Осенью Клаве напомнили о заявлении, которое она подала в прошлом году на подготовительные курсы. Подталкивала на учебу работа в депо, а, главное, отец вышел на пенсию и мог присматривать за Витюшкой и домом. И она — только Вера Семеновна знала, что для Клавы это значило, — «сама я на себя по другому теперь гляжу», — за последнюю военную зиму сумела пройти курсы, а осенью, в год окончания войны, вошла в двери техникума.

— Не робей, Клавдия Ивановна, — сказал и пододвинулся, освобождая ей место за партой, знакомый мастер, — и мне не по себе. Поздненько мы сюда пришли. Может статься, за молодыми-то и не угонимся, отличниками нам с тобой здесь, пожалуй, не быть. Но то, что нам надо, за чем пришли, — небось возьмем. Ясно, не по себе: пришел с бородой в ту же школу, где утром младшенький учится. Он, может, домой пятерки принесет, а отец — пару. Что думаешь, может ведь и так быть?

— Конечно, может, а мы про это не скажем, промолчим, — улыбнулась Клава. — Мой через год тоже сюда.

17

Прошло десять лет. Налились зрелой силой когда-то тонкие, как прутья, яблони. В легкой вечерней прохладе их тяжелые, цветущие ветки казались еще пышнее, и Клавдия Ивановна, прежде чем идти на выпускной вечер Виктора, ходила от одного дерева к другому, трогая рукой, как бы считая, лаская каждое.

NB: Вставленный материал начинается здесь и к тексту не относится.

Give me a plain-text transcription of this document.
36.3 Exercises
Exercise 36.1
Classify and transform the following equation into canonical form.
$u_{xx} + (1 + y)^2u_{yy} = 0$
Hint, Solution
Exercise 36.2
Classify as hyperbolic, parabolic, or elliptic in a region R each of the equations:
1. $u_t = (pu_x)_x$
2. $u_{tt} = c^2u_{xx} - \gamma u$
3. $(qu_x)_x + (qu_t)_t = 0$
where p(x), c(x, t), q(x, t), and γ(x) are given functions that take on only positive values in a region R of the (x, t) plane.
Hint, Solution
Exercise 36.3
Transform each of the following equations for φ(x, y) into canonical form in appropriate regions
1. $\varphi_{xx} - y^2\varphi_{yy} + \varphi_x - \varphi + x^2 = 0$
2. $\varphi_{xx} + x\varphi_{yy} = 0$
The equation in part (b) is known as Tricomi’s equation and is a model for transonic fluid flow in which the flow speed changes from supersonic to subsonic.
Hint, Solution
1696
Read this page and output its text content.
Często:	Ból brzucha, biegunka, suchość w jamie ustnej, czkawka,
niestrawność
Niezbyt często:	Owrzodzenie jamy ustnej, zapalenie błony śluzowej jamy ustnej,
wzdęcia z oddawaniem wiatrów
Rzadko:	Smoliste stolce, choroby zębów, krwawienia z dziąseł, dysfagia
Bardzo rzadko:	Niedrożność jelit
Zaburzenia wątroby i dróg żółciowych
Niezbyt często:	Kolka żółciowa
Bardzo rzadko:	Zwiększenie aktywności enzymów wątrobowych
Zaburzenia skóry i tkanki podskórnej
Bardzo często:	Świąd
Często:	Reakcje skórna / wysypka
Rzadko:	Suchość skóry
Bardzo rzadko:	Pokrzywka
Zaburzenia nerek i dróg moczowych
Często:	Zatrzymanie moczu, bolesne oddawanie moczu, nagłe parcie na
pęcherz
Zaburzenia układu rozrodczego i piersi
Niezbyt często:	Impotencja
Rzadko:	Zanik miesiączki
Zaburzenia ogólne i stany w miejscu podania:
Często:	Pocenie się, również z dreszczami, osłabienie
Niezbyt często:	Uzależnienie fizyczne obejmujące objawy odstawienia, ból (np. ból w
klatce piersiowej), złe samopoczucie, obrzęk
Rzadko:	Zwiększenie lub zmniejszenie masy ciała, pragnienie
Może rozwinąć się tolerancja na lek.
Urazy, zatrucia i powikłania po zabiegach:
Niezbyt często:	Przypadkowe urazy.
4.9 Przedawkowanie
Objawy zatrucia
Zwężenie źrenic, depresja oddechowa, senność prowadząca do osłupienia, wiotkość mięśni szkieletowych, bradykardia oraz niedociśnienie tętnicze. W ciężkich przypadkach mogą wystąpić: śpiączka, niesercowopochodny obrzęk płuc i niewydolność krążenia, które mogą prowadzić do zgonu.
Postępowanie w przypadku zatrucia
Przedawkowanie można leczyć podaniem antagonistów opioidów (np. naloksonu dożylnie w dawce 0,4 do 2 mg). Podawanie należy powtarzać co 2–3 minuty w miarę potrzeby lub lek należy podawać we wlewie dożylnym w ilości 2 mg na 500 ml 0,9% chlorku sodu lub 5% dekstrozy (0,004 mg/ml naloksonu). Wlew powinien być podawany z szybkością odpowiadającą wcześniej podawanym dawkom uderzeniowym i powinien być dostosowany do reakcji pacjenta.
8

Заметив в окно седую голову отца, улыбнулась.

— Не беспокойся, не опоздаю. Любуюсь. Уходить не хочется. Идет жизнь, отец, яблони выросли, сын вырос, ты у меня окончательно побелел, и у твоей Клавы голова засеребрилась.

— Раньше времени это к тебе пришло. А чего ты так попросту? Нарядилась бы.

— Нет, так больше по душе, — и оглядела свою форму железнодорожницы. — А засеребрилась я рано, наверно, от того, что нелегкий путь прошла, много сама с собой воевала. А вообще-то, сейчас вот посмотрела в зеркало, еще не стара, сорок два года это не старость, а как раз самая рабочая пора, — и, подойдя к окну, спросила: — Как, отец, думаешь, лет пятнадцать… нет, мало, лет двадцать еще проработаю?

— Тебя хватит. Вот смелость-то твоя, как бы не помешала… Только и слышу, что ты то там, то тут шумишь. Чего тебе надо? И так, шутка сказать, помощник начальника этакой станции, а? Неужели еще выше хочешь?

— Да ты что? Ничего больше не хочу. Как раз я на своем месте; думаю, что это, как говорится, мой потолок. Да никогда я за чинами и не гналась. Не в них дело, отец, а в работе. А в работе и не хочешь, да шуметь, как ты говоришь, приходится. Но все-таки чтоб кто-нибудь мои слова или то, что я делаю, только за шум считал… таких не вижу. Ну, пора идти.

— Ты слушай-ка. Оставь ты этот свой разговор с Виктором. Ни к чему он… Прошло все.

— Не хочу я от него ничего скрытого иметь. Сын должен про мать все знать. И уж лучше я сама скажу, чем другие. Не сказать — это значит, что я ему не верю, не доверяю… боюсь. А у меня этого нет. И не думай ты, пожалуйста, о всех моих делах, не беспокой себя. Вот выпей чайку, пошелести газетой, да и ложись. Я, наверное, скоро вернусь.

Шла знакомой улицей… Мало сказать, знакомой. Почему-то сегодня о многом думалось, вспоминалось. Как, например, изменилось здесь все на ее глазах — и дома, и жизнь, и люди — не узнать. И редко к худшему, редко. Тут росли, а с ростом тоже неузнаваемо менялись ребята, сверстники Витюшки… Слепой надо быть, чтоб только своего видеть, любить.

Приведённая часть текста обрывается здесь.